Seminar by Muhammad ALBEZZAWY

The Maximally-Coherent References technique and its application to sound source extraction and re-synchronization of sequential measurements

Remote sensing of a physical field generated by a small number of sources is limited by the size of the available array of sensors and by the array density. These limitations may lead to asynchronously measuring the field by sequentially moving a small prototype array around its facets, however at the cost of losing the phase between every array position. Re-synchronization using references, i.e. fixed sensors, can be used for phase retrieval, given that these references are of a number that is at least equal to the stochastic dimension of the field, and are not inter-correlated to the degree that hinder them from spanning the source signals’ subspace.
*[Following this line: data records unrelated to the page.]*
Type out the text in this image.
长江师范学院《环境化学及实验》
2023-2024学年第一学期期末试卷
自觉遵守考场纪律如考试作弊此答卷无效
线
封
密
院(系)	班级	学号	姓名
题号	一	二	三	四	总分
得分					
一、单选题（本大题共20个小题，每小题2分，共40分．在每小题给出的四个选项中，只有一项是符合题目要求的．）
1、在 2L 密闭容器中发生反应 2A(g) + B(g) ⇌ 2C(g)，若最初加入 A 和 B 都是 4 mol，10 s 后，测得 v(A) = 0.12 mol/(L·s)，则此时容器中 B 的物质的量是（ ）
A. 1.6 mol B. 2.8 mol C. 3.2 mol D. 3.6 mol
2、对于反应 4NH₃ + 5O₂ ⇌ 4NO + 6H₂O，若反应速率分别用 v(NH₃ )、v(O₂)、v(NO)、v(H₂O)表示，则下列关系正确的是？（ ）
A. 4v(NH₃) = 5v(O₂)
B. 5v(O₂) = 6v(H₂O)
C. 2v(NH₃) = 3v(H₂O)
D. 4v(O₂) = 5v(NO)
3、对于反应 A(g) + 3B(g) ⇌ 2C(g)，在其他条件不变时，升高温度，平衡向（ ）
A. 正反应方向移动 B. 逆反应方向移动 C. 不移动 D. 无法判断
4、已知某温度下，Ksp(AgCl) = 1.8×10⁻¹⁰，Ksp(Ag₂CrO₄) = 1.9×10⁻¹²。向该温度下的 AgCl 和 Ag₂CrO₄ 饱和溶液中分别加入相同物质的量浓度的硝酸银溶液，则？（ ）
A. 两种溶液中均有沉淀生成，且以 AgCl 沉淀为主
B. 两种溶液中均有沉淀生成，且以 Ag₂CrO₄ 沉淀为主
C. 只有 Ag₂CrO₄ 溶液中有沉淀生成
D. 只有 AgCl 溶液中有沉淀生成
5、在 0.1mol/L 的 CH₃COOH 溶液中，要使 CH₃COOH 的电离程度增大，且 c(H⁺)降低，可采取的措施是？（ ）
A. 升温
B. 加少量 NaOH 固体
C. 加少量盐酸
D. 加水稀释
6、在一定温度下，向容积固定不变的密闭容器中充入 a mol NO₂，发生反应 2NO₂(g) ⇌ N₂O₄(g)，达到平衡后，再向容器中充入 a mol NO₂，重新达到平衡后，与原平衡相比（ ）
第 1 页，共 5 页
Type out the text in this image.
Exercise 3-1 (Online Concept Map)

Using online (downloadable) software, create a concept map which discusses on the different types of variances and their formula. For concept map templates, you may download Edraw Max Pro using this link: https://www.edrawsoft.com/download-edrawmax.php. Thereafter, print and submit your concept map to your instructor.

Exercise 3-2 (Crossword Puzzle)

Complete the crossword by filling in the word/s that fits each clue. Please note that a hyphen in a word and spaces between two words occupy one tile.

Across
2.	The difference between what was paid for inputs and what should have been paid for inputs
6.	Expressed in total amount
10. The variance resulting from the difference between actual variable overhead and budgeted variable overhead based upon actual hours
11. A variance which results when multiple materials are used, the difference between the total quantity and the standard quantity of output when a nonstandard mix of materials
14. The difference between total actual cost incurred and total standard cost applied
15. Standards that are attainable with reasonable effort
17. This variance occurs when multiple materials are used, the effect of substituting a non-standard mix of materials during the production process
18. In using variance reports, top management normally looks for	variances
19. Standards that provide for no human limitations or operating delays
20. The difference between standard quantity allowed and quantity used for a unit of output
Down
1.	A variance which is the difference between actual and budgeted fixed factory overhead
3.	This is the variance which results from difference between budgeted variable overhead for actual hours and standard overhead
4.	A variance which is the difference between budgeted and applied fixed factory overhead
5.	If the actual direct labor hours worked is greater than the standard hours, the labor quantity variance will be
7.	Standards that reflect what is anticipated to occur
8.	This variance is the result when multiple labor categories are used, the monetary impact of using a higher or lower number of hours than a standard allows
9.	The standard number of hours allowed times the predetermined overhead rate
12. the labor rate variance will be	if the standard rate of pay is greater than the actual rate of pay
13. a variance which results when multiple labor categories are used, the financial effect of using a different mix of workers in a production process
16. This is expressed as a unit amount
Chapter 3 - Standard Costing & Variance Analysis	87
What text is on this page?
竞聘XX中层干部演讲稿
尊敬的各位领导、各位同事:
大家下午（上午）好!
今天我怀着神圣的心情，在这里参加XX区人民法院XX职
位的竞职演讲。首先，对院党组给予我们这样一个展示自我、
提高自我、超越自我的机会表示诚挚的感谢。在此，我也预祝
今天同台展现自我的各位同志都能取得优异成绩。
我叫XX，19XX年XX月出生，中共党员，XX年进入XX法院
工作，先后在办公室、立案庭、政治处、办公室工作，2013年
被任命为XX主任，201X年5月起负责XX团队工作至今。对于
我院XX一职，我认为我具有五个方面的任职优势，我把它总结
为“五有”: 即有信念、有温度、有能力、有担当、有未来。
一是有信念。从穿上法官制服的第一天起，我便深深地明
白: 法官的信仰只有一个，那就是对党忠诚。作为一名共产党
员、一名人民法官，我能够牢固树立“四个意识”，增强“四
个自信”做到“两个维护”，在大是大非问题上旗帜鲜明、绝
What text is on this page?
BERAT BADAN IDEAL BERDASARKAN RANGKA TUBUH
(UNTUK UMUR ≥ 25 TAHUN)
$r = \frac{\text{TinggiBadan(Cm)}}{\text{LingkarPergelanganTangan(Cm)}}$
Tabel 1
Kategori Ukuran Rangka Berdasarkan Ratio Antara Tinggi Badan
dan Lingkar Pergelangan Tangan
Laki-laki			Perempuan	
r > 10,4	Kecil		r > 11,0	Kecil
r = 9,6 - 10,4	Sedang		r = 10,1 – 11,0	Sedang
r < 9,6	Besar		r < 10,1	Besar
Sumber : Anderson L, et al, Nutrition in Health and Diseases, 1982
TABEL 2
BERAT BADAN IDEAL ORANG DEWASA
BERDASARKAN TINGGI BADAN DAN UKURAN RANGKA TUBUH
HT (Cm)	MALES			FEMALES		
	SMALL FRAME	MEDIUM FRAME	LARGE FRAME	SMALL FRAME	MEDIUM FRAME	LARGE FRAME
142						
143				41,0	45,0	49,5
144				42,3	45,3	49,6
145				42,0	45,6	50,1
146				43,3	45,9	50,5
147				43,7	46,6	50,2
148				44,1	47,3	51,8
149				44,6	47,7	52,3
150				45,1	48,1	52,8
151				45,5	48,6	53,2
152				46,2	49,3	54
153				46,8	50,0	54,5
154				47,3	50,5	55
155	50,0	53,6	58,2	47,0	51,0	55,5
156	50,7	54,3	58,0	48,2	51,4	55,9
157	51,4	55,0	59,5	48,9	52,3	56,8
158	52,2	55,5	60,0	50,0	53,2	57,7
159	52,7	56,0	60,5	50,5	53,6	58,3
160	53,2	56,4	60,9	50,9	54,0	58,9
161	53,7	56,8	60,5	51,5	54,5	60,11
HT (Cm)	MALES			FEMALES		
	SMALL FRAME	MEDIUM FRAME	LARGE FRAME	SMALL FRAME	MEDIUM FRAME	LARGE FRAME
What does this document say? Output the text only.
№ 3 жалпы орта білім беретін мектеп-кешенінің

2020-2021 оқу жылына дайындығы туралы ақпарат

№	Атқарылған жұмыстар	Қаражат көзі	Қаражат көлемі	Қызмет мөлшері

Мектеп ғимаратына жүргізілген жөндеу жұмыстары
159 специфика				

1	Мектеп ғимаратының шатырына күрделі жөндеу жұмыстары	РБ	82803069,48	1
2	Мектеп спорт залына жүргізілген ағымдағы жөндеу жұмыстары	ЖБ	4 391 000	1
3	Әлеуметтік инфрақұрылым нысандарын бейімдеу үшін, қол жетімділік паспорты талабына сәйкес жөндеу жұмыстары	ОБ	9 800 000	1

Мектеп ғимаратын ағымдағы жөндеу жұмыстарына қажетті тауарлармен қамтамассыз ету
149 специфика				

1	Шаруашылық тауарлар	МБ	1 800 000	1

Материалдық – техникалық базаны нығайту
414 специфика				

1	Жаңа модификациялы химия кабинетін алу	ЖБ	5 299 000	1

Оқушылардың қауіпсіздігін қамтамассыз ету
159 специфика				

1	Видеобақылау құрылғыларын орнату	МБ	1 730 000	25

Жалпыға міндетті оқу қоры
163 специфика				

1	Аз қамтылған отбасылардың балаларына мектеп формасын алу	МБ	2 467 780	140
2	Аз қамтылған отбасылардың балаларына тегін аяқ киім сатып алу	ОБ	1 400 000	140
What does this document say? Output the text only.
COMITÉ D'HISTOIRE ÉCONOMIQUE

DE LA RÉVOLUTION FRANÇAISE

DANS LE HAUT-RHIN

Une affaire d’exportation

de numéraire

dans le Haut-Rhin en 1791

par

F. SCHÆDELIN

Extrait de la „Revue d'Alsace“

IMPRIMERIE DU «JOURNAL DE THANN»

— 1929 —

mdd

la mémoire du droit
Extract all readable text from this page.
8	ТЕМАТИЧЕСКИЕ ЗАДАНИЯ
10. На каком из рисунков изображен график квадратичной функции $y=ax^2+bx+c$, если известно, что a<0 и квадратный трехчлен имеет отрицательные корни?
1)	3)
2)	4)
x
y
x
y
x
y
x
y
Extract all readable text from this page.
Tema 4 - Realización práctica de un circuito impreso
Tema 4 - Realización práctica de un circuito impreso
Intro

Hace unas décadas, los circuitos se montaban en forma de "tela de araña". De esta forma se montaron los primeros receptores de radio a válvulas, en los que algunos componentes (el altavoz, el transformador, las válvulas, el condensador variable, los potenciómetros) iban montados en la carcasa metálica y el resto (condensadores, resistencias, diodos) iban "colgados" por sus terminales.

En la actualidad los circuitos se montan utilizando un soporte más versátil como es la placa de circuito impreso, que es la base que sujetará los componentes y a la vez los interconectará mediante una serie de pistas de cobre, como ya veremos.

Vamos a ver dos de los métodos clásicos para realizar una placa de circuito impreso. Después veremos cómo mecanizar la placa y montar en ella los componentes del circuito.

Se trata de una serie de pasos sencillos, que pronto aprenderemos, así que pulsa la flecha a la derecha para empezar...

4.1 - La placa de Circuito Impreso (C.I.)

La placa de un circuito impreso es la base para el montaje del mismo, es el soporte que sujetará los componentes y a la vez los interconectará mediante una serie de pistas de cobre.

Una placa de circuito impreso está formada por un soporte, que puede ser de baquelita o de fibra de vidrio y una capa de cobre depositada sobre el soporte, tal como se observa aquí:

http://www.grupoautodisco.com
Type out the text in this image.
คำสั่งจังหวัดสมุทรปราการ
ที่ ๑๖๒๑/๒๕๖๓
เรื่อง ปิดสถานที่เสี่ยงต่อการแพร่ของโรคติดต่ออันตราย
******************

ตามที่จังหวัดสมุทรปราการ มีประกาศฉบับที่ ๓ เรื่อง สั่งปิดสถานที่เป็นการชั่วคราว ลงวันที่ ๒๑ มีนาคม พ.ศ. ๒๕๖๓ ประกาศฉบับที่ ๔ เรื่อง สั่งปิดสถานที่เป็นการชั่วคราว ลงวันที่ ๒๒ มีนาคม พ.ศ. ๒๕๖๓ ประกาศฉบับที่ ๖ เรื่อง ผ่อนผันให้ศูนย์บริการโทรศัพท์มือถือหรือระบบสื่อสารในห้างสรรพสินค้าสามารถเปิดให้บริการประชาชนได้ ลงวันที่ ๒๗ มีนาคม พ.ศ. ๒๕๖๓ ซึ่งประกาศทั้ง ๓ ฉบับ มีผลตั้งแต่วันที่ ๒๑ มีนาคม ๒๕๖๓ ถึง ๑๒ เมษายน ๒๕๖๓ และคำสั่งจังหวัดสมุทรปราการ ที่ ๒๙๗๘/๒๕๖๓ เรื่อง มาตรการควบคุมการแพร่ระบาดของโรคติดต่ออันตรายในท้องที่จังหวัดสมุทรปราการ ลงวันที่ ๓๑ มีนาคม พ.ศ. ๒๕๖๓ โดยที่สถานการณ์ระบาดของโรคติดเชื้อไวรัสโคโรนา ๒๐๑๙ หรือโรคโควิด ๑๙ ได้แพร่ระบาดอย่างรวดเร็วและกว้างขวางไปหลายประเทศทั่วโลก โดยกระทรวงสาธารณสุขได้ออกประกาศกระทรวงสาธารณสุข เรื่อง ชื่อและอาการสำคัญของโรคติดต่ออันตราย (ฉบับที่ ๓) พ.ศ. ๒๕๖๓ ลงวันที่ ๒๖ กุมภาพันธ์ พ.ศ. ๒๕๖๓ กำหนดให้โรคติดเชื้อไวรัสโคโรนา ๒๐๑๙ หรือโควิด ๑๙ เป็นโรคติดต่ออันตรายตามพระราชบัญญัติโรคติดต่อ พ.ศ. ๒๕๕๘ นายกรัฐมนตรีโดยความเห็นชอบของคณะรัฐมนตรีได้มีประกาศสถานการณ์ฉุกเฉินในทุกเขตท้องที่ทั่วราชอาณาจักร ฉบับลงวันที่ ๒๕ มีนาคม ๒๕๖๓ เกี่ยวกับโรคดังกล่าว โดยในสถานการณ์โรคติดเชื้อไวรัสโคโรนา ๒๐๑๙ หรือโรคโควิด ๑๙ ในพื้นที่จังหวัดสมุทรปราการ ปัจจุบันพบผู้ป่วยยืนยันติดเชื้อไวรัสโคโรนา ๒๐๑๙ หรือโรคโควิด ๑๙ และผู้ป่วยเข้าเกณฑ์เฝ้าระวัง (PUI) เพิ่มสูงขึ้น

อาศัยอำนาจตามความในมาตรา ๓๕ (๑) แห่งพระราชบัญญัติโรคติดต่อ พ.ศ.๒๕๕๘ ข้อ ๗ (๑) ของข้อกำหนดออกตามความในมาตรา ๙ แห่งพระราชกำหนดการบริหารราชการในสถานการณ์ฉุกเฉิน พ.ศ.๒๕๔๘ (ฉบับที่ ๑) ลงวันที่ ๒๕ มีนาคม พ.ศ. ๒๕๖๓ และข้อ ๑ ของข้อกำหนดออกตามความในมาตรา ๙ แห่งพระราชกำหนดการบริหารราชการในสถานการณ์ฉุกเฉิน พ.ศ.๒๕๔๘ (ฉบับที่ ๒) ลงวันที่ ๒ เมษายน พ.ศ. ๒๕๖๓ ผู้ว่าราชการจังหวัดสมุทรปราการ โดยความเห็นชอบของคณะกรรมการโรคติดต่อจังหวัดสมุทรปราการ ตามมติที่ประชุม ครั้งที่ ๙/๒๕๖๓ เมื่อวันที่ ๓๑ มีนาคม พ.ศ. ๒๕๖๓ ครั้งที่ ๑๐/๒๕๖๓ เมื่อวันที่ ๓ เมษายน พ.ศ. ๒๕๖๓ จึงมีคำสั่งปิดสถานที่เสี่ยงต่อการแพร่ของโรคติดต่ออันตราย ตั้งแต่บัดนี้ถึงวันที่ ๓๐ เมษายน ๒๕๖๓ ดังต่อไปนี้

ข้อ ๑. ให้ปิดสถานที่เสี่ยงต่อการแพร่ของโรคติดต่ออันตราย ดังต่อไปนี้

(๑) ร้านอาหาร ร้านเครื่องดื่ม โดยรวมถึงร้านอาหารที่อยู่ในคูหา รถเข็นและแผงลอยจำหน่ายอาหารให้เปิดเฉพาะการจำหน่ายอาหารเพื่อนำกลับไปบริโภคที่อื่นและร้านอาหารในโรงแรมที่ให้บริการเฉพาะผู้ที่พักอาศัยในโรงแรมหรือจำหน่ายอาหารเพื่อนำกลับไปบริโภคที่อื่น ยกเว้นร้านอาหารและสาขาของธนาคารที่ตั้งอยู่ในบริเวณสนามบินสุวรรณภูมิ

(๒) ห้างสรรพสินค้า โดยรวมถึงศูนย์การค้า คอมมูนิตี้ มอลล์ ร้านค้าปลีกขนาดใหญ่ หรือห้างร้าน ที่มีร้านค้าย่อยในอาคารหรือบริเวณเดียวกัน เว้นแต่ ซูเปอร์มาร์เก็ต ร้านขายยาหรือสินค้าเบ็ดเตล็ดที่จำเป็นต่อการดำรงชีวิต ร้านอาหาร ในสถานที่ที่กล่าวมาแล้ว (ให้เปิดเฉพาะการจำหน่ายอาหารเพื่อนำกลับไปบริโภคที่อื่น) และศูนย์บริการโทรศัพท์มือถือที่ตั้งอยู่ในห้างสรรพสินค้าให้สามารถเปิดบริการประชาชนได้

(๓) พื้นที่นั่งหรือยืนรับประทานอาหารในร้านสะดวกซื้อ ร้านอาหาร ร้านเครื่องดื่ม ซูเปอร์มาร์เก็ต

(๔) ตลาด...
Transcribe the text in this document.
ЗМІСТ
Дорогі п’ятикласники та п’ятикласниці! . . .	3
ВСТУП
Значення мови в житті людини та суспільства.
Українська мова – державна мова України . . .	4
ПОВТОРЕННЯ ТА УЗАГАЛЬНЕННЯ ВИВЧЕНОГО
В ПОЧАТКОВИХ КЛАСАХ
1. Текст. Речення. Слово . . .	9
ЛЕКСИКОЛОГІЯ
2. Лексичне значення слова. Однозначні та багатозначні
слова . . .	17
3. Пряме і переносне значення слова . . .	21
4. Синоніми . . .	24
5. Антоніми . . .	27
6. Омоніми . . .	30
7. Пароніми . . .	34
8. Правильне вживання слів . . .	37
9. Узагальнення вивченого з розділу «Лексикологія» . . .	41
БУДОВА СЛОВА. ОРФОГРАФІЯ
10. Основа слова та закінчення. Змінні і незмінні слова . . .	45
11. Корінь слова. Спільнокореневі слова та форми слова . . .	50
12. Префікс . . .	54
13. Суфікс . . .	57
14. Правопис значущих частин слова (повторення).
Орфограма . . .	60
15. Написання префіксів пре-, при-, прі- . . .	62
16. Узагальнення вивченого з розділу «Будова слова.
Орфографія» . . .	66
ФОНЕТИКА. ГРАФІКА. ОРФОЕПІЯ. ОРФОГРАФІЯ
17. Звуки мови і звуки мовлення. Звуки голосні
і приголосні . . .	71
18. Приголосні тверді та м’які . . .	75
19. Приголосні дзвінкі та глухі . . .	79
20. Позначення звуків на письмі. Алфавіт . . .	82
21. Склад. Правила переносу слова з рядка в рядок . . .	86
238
However, when the number of references largely exceeds the number of sources, the reference cross spectral matrix becomes ill-conditioned leading to the irrelevance of the least squares solution (LSS). Although the truncated singular value decomposition (TSVD) was successfully applied in the literature to solve this problem, its validity is restricted only to the case of scalar noise on the references. It is also very hard to set a threshold, for truncation, among the singular values when the references cross-spectral matrix is well-conditioned due to high noise levels. In this work, a solution based on finding a set of virtual references that is maximally correlated with the field measurements, named the Maximally-Coherent Reference Technique (MCR), is proposed for re-synchronization. The method is validated by numerical simulations and by real experimental acoustical data, and its results are compared to those of the LSS and the TSVD when employed for the same purpose.